Enron Executives Begin Ratting Each Other Out

Puala Rieker, former Managing Director of Investor Relations, plead guilty in Federal Court to insider trading and agreed to provide testimony against other Enron executives. As part of her punishment, Rieker agreed to never again serve as an officer or director of a public company.

Former CFO Andrew Fastow, the mastermind behind the offshore strategies, was indicted on 78 counts including fraud, money laundering, and conspiracy. He and his wife plead guilty on January 14, 2004. Andrew Fastow will serve a 10 year prison sentence while his wife will serve a 5 year sentence. In return, both will provide testimony against other Enron officers.

Timothy Belden and Jeffery Richter both plead guilty to wire fraud and are aiding prosecutors.

On December 28, 2005, Chief Accounting Officer Richard Causey, plead guilty to securities fraud. He was sentenced to 7 years in prison and fined $1.25 million. Causey will have his sentence reduced to 5 years when he provides testimony against CEO Ken Lay and former CEO Jeff Skilling.

Enron Gets the Last Laugh

In 1999, Enron paid over $100 million to gain the naming rights for the Houston Astros elaborate new ballpark. When the Enron debacle reached full steam, the Atros renamed Enron Field in Houston Texas to Astros Field (and later Minute Made Park) in order to avoid negative publicity. The Astros were forced to pay Enron $5 million dollars to get out of the original deal.

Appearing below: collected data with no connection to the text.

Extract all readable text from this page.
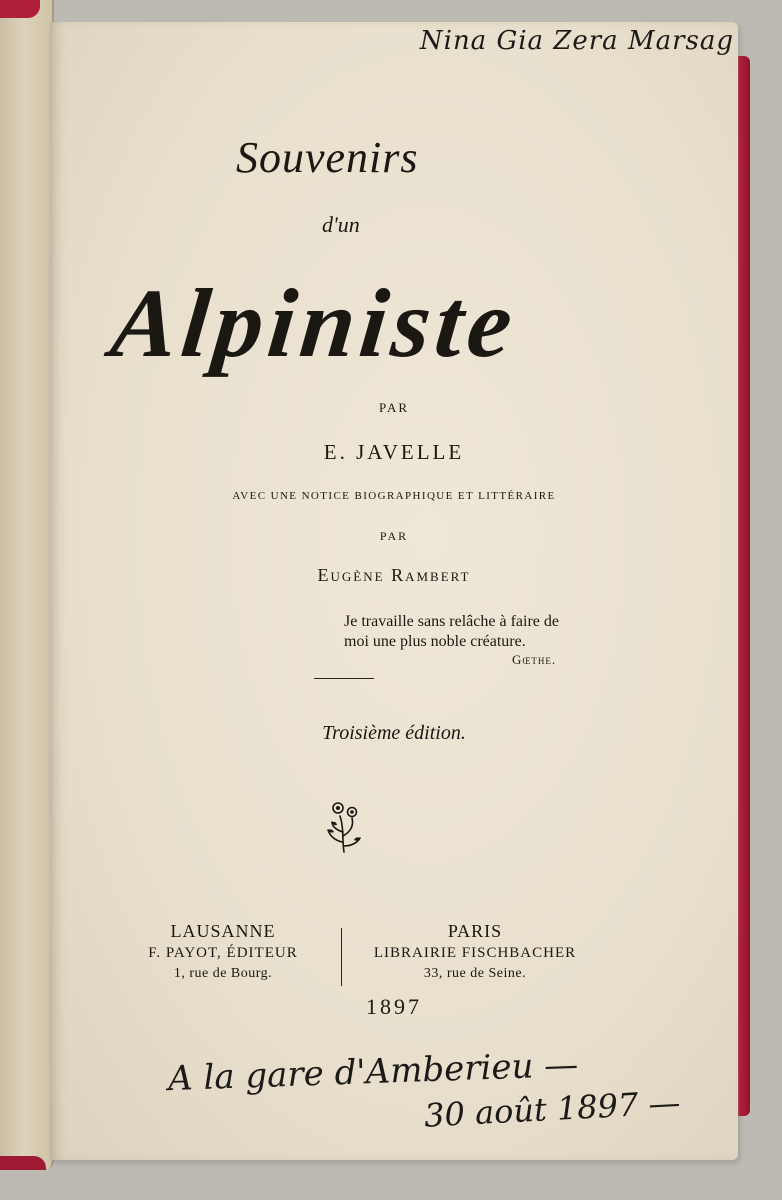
Nina Gia Zera Marsag
Souvenirs
d'un
Alpiniste
PAR
E. JAVELLE
AVEC UNE NOTICE BIOGRAPHIQUE ET LITTÉRAIRE
PAR
Eugène Rambert
Je travaille sans relâche à faire de
moi une plus noble créature.
Gœthe.
Troisième édition.
LAUSANNE
F. PAYOT, ÉDITEUR
1, rue de Bourg.
PARIS
LIBRAIRIE FISCHBACHER
33, rue de Seine.
1897
A la gare d'Amberieu —
30 août 1897 —
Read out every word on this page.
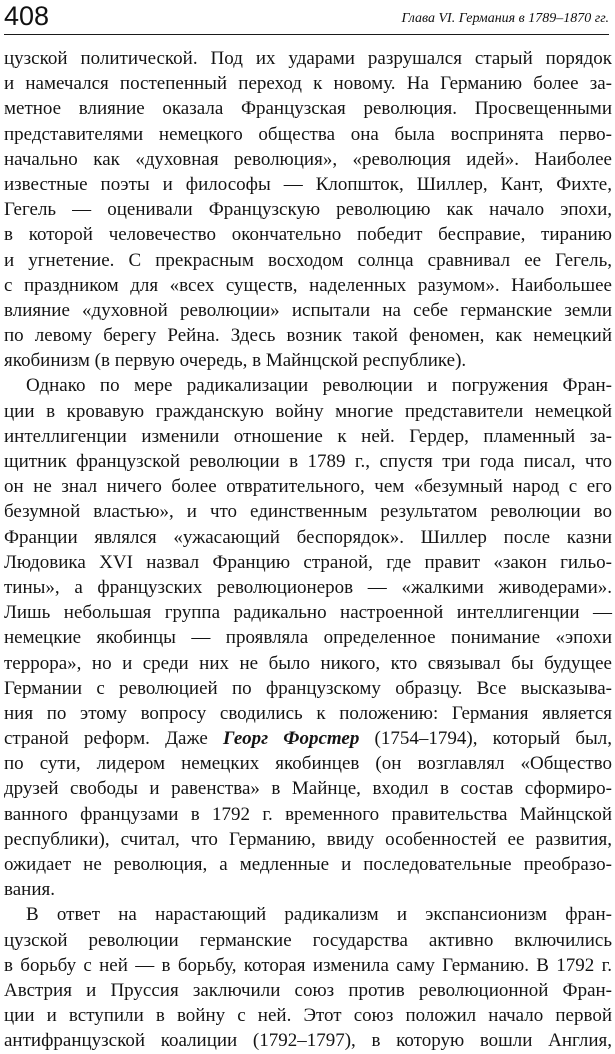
408	Глава VI. Германия в 1789–1870 гг.
цузской политической. Под их ударами разрушался старый порядок
и намечался постепенный переход к новому. На Германию более за-
метное влияние оказала Французская революция. Просвещенными
представителями немецкого общества она была воспринята перво-
начально как «духовная революция», «революция идей». Наиболее
известные поэты и философы — Клопшток, Шиллер, Кант, Фихте,
Гегель — оценивали Французскую революцию как начало эпохи,
в которой человечество окончательно победит бесправие, тиранию
и угнетение. С прекрасным восходом солнца сравнивал ее Гегель,
с праздником для «всех существ, наделенных разумом». Наибольшее
влияние «духовной революции» испытали на себе германские земли
по левому берегу Рейна. Здесь возник такой феномен, как немецкий
якобинизм (в первую очередь, в Майнцской республике).
Однако по мере радикализации революции и погружения Фран-
ции в кровавую гражданскую войну многие представители немецкой
интеллигенции изменили отношение к ней. Гердер, пламенный за-
щитник французской революции в 1789 г., спустя три года писал, что
он не знал ничего более отвратительного, чем «безумный народ с его
безумной властью», и что единственным результатом революции во
Франции являлся «ужасающий беспорядок». Шиллер после казни
Людовика XVI назвал Францию страной, где правит «закон гильо-
тины», а французских революционеров — «жалкими живодерами».
Лишь небольшая группа радикально настроенной интеллигенции —
немецкие якобинцы — проявляла определенное понимание «эпохи
террора», но и среди них не было никого, кто связывал бы будущее
Германии с революцией по французскому образцу. Все высказыва-
ния по этому вопросу сводились к положению: Германия является
страной реформ. Даже Георг Форстер (1754–1794), который был,
по сути, лидером немецких якобинцев (он возглавлял «Общество
друзей свободы и равенства» в Майнце, входил в состав сформиро-
ванного французами в 1792 г. временного правительства Майнцской
республики), считал, что Германию, ввиду особенностей ее развития,
ожидает не революция, а медленные и последовательные преобразо-
вания.
В ответ на нарастающий радикализм и экспансионизм фран-
цузской революции германские государства активно включились
в борьбу с ней — в борьбу, которая изменила саму Германию. В 1792 г.
Австрия и Пруссия заключили союз против революционной Фран-
ции и вступили в войну с ней. Этот союз положил начало первой
антифранцузской коалиции (1792–1797), в которую вошли Англия,
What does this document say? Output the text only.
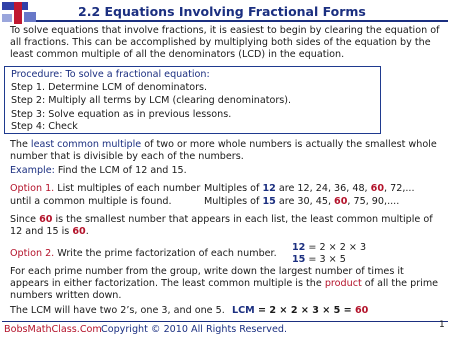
2.2 Equations Involving Fractional Forms
To solve equations that involve fractions, it is easiest to begin by clearing the equation of all fractions. This can be accomplished by multiplying both sides of the equation by the least common multiple of all the denominators (LCD) in the equation.
Procedure: To solve a fractional equation:
Step 1. Determine LCM of denominators.
Step 2: Multiply all terms by LCM (clearing denominators).
Step 3: Solve equation as in previous lessons.
Step 4: Check
The least common multiple of two or more whole numbers is actually the smallest whole number that is divisible by each of the numbers.
Example: Find the LCM of 12 and 15.
Option 1. List multiples of each number
until a common multiple is found.
Multiples of 12 are 12, 24, 36, 48, 60, 72,...
Multiples of 15 are 30, 45, 60, 75, 90,....
Since 60 is the smallest number that appears in each list, the least common multiple of 12 and 15 is 60.
Option 2. Write the prime factorization of each number.
12 = 2 × 2 × 3
15 = 3 × 5
For each prime number from the group, write down the largest number of times it appears in either factorization. The least common multiple is the product of all the prime numbers written down.
The LCM will have two 2’s, one 3, and one 5. LCM = 2 × 2 × 3 × 5 = 60
BobsMathClass.Com Copyright © 2010 All Rights Reserved.	1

Salon.com summarized the corporate situation in America the best: “Enron was the peerless darling of the all those who believed that free markets were the acme of existence. Its wreckage is as good a place as any to sit down and take stock of the deregulated, privatized state into which we’ve been so rudely hustled over the last decade. And here is what it looks like: Top management walking off with hundreds of millions of dollars while employees lose their jobs, investors lose millions and customers get to look forward to more rolling blackouts. Profiteering. Bought politicians. Stock market bubbles that eventually burst. Workers thrown out on the streets. Left to its own devices, this is what the free market does.”